The third story is made up of three testimonies, namely; Hend, the daughter of the famous historian Ibn Iyas, Slar, a Mamluk Prince and a calligrapher, and Mustafa Pasha, the interpreter of the Ottoman Sultan Selim I. This story unfolds with an incident in which Hend and her brother were saved by a peasant from Ottoman soldiers by paying them, only to find that he is treating her as his sex slave. Hend rebels against the peasant then succumbs to him merely as a soulless body, echoing what happened with Zeinab in the first story.

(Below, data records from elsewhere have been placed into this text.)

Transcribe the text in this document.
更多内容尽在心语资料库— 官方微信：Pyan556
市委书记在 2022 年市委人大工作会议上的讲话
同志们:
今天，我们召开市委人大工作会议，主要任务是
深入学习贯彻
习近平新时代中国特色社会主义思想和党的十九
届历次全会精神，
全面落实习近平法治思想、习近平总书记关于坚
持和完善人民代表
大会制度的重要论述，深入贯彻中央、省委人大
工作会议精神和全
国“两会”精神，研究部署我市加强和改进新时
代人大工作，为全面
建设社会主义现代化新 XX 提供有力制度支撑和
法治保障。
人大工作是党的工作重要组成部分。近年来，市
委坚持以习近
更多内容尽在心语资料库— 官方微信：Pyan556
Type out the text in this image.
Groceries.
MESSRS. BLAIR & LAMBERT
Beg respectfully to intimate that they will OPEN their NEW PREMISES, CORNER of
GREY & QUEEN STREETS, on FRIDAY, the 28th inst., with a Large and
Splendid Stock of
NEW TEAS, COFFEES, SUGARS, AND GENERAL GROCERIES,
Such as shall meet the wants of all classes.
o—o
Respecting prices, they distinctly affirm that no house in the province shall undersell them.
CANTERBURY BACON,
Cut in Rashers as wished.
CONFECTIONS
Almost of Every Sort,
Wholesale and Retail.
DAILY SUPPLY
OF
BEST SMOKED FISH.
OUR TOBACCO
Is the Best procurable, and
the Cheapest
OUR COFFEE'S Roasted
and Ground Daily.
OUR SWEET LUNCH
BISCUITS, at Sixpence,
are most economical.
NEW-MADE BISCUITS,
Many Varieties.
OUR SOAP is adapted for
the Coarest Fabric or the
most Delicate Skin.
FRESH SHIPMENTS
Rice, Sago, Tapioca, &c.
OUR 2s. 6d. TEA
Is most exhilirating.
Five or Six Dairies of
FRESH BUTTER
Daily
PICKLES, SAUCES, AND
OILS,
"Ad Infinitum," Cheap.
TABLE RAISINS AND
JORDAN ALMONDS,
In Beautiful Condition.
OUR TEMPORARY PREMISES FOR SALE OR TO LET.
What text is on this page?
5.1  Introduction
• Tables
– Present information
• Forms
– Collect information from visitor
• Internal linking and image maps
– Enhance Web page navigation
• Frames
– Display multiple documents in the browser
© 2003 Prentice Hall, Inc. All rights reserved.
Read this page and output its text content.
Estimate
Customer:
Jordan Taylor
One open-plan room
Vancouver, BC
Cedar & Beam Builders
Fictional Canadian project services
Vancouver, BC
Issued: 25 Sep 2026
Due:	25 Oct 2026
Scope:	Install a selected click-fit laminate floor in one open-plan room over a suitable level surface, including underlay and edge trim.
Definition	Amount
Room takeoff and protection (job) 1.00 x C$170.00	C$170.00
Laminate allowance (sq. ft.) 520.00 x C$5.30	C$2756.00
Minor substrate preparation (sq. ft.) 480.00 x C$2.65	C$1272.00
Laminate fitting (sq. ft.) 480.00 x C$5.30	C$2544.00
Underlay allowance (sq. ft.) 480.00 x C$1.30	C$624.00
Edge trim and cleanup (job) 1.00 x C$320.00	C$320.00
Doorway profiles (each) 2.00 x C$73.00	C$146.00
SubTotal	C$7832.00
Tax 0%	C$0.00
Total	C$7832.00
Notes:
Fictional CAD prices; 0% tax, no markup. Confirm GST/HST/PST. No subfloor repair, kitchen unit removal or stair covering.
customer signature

It is revealed that the peasant is Slar in disguise in order to know Ottoman spies among the Mamluks. After their defeat in the Battle of Ridaniya in 1517, the Mamluks began guerrilla warfare against the Ottomans in Cairo’s streets and alleys with the vital help of ordinary Egyptians. Slar convinces Sheikh Shehab El-Deen Al-Manaty, one of the descendents of Sheikh Abdel-Kareem Al-Manaty, to join his cause. He was killed, the mosque he used to teach in was burnt and his waqf sequestered by the Ottomans who resorted to the use of canons to crush any spark of Cairene resistance. Slar hatched a plot with two Mamluk princes to assassinate Selim I, and if one of them is captured the other two are to kill him to save him from dreadful torture. Another man was killed instead of Selim I and Slar killed his friend Inal and fled the scene with the third assassin. Slar was traumatised by the defeat and the hanging of the last Mamluk Sultan Tuman Bay, who was suspended for three days on public display. Slar proposed to Hend and her historian father refused, but she eagerly consented. Ibn Iyas saw that his son-in-law Slar must give him in return assistance as an invaluable source of information and as a calligrapher writing his chronicles. Mustafa Pasha proposed to give Ibn Iyas his testimony when he knew of his book so as to give another perspective to the events. Slar and Hend had a son named Mohamed after Mamluk Prince Mohamed. The novel ends with Slar going into a debate with Mustafa Pasha in the Sultan Hassan Mosque and being surrounded by Egyptians wanting to know the truth. Finally, Mustafa Pasha is swept up by the growing crowds as a symbol that his side of the debate is rootless.
The three stories’ female protagonists had very resilient characters and every one of them tamed her husband in her own way. One of the several themes Bassiouney tackled was the treatment of women and how being literate, as well as their characters, made them more formidable counterparts to male protagonists, whether they were Mamluk princes or an Azharite sheik. Another theme was: does the Mamluks’ role in fiercely defending Egypt and the Levant justify their rule being filled with injustices, exorbitant taxes and utter disdain of Egyptians? Ibn Khuldun said, “If justice were in conflict with stability, I wonder what the people of Egypt would choose.”
For this novel, Reem Bassiouney was awarded the 2019 Naguib Mahfouz Award for best Egyptian novel by the Egypt’s Supreme Council of Culture, becoming the first woman writer to receive the award.